Naturopathic theory and practice are not based upon the body of basic knowledge related to health, disease, and health care which has been widely accepted by the scientific community. Moreover, irrespective of its theory, the scope and quality of naturopathic education do not prepare the practitioner to make an adequate diagnosis and provide appropriate treatment. [29]

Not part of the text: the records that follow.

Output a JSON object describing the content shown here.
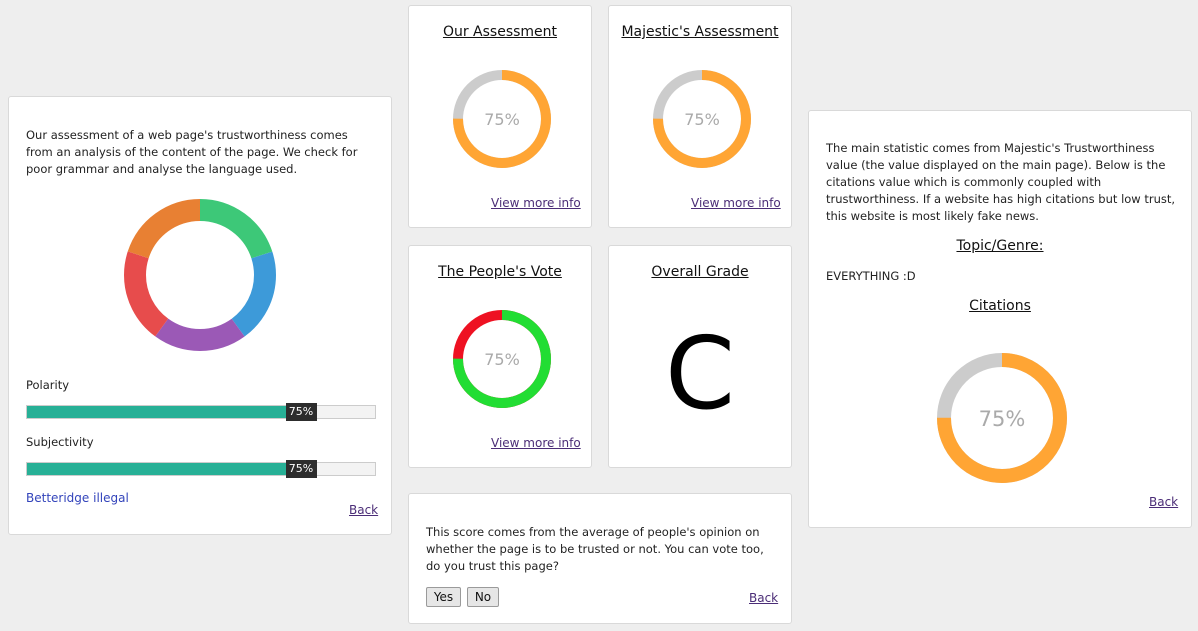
{
  "left_panel": {
    "intro": "Our assessment of a web page's trustworthiness comes from an analysis of the content of the page. We check for poor grammar and analyse the language used.",
    "polarity": {
      "label": "Polarity",
      "value": 75,
      "value_text": "75%"
    },
    "subjectivity": {
      "label": "Subjectivity",
      "value": 75,
      "value_text": "75%"
    },
    "betteridge_link": "Betteridge illegal",
    "back_link": "Back",
    "segment_colors": [
      "#3dc878",
      "#3d9ad9",
      "#9b59b6",
      "#e74c4c",
      "#e88033"
    ]
  },
  "our_assessment": {
    "title": "Our Assessment",
    "value": 75,
    "value_text": "75%",
    "link": "View more info",
    "fill_color": "#ffa534",
    "track_color": "#cccccc"
  },
  "majestic_assessment": {
    "title": "Majestic's Assessment",
    "value": 75,
    "value_text": "75%",
    "link": "View more info",
    "fill_color": "#ffa534",
    "track_color": "#cccccc"
  },
  "peoples_vote": {
    "title": "The People's Vote",
    "value": 75,
    "value_text": "75%",
    "link": "View more info",
    "fill_color": "#22dd33",
    "track_color": "#ee1122"
  },
  "overall_grade": {
    "title": "Overall Grade",
    "grade": "C"
  },
  "vote_panel": {
    "text": "This score comes from the average of people's opinion on whether the page is to be trusted or not. You can vote too, do you trust this page?",
    "yes_label": "Yes",
    "no_label": "No",
    "back_link": "Back"
  },
  "right_panel": {
    "intro": "The main statistic comes from Majestic's Trustworthiness value (the value displayed on the main page). Below is the citations value which is commonly coupled with trustworthiness. If a website has high citations but low trust, this website is most likely fake news.",
    "topic_heading": "Topic/Genre:",
    "topic_value": "EVERYTHING :D",
    "citations_heading": "Citations",
    "citations": {
      "value": 75,
      "value_text": "75%"
    },
    "back_link": "Back",
    "fill_color": "#ffa534",
    "track_color": "#cccccc"
  }
}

Although some aspects of naturopathic education have improved in recent years, I believe this conclusion is still valid. I believe that the average naturopath is a muddlehead who combines commonsense health and nutrition measures and rational use of a few herbs with a huge variety of unscientific practices and anti-medical double-talk.

Quote:

Naturopathy: A Critical Analysis

Naturopathy seems to appeal to magical thinking in people with nostalgia for a bygone "Golden Age" of simplicity when things moved at a more leisurely pace -- a halcyon world that probably never existed [28]. Despite the scientific shortcomings of the occupation, there continues to be considerable satisfaction among clients. In addition to benefiting from the placebo effect, many find their sociopolitical outlook nurtured by naturopaths' antiestablishment, antitechnology stance, and others find reinforcement for their faith in a benevolent, human-centered universe. Naturopaths also attract people who, for one reason or another, have been dissatisfied with their contacts with biomedicine. They appeal to people with illnesses with a strong psychosomatic component and those who have chronic conditions for which biomedicine, at present, can offer little. Naturopaths' elaborate history-taking and prolonged "hands-on" interactions provide the human contact and social support that, perhaps unknowingly, many of the so-called worried well are really seeking. They also cater to those with exaggerated fears of side effects of standard medical treatments.

Quote:

"Organic" Foods:
Certification Does Not Protect Consumers

More Nutritious?

Organic foods are certainly not more nutritious [12]. The nutrient content of plants is determined primarily by heredity. Mineral content may be affected by the mineral content of the soil, but this has no significance in the overall diet. If essential nutrients are missing from the soil, the plant will not grow. If plants grow, that means the essential nutrients are present. Experiments conducted for many years have found no difference in the nutrient content of organically grown crops and those grown under standard agricultural conditions.

Safer?
Many "organic" proponents suggest that their foods are safer because they have lower levels of pesticide residues. However, the pesticide levels in our food supply are not high. In some situations, pesticides even reduce health risks by preventing the growth of harmful organisms, including molds that produce toxic substances [12].